Every game must have its rules and yearlisting is no exception. The good thing, for me, is that this yearlist is my yearlist, so I am de facto in charge of the rules. I decree that they shall be thus:

  1. To count on the list every species seen must be a vertebrate. I don’t have to see its backbone but I do have to believe it has one.
  1. The species must actually be seen; species which are only heard do not count.
  1. It must be seen in the wild as part of a self-sustaining population. Individual escapes from captivity do not count (which is a shame as there is a gorgeous golden pheasant just down the road from my house).
  1. Well-established feral species with self-sustaining populations (such as brown hares in the UK, helmeted guinea-fowl in Madagascar, and feral pigeons just about everywhere) do count. Who are we to that decide that certain animals are not wild when it is down to our meddling that they live where they do? In any case, I like grey squirrels and I shall probably not be in North America in 2012.

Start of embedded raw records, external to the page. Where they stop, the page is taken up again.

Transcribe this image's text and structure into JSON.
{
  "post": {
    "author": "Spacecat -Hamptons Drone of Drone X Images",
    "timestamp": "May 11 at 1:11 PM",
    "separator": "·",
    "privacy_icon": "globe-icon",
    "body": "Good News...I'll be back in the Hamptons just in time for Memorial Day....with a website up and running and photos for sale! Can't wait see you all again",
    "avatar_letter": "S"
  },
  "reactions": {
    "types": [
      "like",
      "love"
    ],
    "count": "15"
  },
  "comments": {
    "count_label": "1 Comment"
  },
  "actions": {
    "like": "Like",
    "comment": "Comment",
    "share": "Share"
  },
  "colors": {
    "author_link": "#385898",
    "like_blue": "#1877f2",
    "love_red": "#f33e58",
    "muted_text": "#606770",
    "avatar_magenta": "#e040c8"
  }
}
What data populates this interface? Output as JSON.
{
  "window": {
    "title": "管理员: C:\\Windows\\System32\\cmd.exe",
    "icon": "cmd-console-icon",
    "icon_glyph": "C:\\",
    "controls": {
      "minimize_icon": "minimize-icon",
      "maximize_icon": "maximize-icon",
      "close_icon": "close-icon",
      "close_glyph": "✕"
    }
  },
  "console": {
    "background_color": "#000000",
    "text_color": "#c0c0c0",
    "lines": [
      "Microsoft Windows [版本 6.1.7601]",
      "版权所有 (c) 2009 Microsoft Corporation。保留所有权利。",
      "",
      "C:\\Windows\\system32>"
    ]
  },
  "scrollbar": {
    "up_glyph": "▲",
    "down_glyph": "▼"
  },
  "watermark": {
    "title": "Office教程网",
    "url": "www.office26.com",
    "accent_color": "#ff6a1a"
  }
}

  1. Taxonomy (i.e., for our purposes, what is recognised as a species and what is merely a geographical form of a species) and nomenclature (i.e. what each species is called) are entirely up to me and will largely depend on which books I am using for each chunk of the world I visit. (You wait until you see how much of a problem this is in India: three recent field guides to the birds and three sets of names.) Sometimes such things will depend solely on my whims. Not everyone will agree, but tough: it’s my list.
  1. Species seen temporarily restrained (e.g. small mammals removed from live traps or bats removed under licence from their boxes) count as long as they are swiftly and safely returned to their natural habitat.
  1. Yesterday I saw a little grebe with a fish in its bill. I couldn’t see what the fish was but, had I identified it, I don’t know whether it would have counted. Leave this one with me. I’ll get back to you.
  1. If at any point during the year it dawns on me that the rules need bending, or a new rule needs invoking, I shall do so at will.
We’ll manage. Tomorrow the list begins and for a year I will keep you posted of the wild critters I see. This is a good thing: if there’s one thing I like, it’s wild critters.

Happy New Year everyone: may it bring you many good things and much beautiful wildlife.